3) Planned NCTN Segments Depicted On An Erroneous Alignment:
- I-66 Parallel Trail: The map erroneously depicts a planned NCTN segment (TIP_ID BP7636) along the north side of I-66 and through the Manassas Battlefield National Park between the crossing of Bull Run at the Fairfax County line and Pageland Lane. In fact, the planned route of the I-66 Parallel Trail in Prince William County runs along the south side of I-66 along Balls Ford Road from the crossing of Bull Run to Groveton Rd. Moreover, the portion of this trail along Balls Ford Road between Sudley Rd/Business Rte 234 and Groveton Rd (or more accurately the 1.2 miles between Ashton Ave and Doane Dr) has reportedly just completed construction.
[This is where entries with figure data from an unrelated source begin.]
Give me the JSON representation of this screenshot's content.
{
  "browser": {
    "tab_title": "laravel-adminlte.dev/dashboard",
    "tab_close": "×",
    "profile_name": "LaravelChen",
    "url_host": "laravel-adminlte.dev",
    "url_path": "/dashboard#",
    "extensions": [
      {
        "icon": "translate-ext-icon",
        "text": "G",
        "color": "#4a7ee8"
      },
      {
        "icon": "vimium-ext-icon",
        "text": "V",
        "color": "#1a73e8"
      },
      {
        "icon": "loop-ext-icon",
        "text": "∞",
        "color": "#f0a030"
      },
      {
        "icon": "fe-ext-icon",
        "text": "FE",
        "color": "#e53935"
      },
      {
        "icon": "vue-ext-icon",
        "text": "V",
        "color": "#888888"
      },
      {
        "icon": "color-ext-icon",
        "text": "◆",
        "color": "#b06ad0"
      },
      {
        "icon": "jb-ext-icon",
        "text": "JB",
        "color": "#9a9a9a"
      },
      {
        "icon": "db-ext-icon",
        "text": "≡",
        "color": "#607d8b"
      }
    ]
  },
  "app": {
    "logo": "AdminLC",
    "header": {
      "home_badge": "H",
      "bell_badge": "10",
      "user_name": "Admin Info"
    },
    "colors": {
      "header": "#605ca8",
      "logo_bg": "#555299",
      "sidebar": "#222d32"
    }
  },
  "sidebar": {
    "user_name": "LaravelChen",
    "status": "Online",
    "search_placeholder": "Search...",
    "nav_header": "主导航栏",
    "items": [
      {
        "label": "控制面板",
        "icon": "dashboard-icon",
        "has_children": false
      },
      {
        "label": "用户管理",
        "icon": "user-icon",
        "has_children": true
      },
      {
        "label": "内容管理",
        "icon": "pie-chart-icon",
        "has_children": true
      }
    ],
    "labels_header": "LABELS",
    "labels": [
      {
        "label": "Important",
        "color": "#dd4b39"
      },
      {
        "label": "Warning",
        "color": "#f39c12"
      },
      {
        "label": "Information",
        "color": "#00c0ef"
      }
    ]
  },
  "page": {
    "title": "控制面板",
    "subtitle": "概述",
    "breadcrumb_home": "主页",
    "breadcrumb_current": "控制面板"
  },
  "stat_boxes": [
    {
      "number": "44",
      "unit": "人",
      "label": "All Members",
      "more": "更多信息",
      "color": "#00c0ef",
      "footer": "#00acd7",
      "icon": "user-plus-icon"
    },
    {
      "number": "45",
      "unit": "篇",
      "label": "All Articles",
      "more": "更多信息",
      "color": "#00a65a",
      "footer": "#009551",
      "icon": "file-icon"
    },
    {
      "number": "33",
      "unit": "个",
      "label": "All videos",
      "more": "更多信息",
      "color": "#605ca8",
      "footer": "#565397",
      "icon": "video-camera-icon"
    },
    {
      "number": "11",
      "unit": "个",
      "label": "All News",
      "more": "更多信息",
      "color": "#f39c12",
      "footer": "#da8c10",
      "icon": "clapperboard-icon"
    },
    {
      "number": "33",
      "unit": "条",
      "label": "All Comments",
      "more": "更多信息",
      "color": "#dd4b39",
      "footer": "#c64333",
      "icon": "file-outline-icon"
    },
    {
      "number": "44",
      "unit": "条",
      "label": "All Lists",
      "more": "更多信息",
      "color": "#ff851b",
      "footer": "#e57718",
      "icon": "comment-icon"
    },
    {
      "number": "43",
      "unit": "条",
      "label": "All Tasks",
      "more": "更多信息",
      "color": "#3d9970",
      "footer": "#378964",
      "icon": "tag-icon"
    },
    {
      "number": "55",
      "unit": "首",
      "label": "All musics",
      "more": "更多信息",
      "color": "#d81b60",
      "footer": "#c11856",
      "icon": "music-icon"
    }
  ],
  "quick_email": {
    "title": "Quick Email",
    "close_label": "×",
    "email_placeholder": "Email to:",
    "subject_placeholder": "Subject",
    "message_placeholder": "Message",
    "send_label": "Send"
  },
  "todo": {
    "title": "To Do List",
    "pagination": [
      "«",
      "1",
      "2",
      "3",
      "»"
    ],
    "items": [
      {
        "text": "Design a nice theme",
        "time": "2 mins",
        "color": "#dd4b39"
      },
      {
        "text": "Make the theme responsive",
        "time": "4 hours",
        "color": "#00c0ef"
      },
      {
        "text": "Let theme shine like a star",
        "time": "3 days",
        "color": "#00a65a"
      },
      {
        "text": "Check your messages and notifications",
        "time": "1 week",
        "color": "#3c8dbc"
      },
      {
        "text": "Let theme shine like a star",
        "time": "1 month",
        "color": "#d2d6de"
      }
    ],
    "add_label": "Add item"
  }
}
4) Planned NCTN Segments That Should Be Updated:
- Manassas Dr east of Signal View Dr in Manassas Park (TIP-ID BP7643): The new Manassas Park Active Transportation Plan identifies an even larger segment of eastern Manassas Dr (between Railroad Dr and Blooms Park) as a candidate for bicycle lanes implemented with a road diet (Project B-10). The NCTN map currently labels the segment of Manassas Dr east of Signal View Dr as planned for a shared-use path.
5) Nationally Significant Long-Distance Trails That Should Be Added to the NCTN Map As “Planned NCTN Segments”:
- US Bicycle Route 1: At present, a considerable portion of US Bicycle Route 1 through Prince William County is quite hostile to bicycling, even by experienced cyclists. However, the segments of this route along Fleetwood Dr (Fauquier County Line to Aden Rd), Aden Rd (Fleetwood Dr to Bristow Rd), Bristow Rd (Aden Rd to Independent Hill Dr), Independent Hill Rd (Bristow Rd to Route 234), all of Hoadly Rd, Minnieville Rd (the segment missing a shared-use path from Prince William Pkwy to Fowke Ln), and Old Bridge Rd (Minnieville Rd to Tanyard Hill Rd) are all identified for future shared-use paths in Prince William County’s December 2022 Comprehensive Plan and therefore should be depicted as Planned NCTN segments on the updated NCTN map.
- East Coast Greenway and Potomac Heritage National Scenic Trail: Except to depict existing or planned sidepaths along Route 1, the current NCTN map does not depict most of the planned ultimate route(s) for the East Coast Greenway and the paved, shared-use segments of the Potomac Heritage National Scenic Trail through Prince William County. The updated NCTN map should depict those planned routes.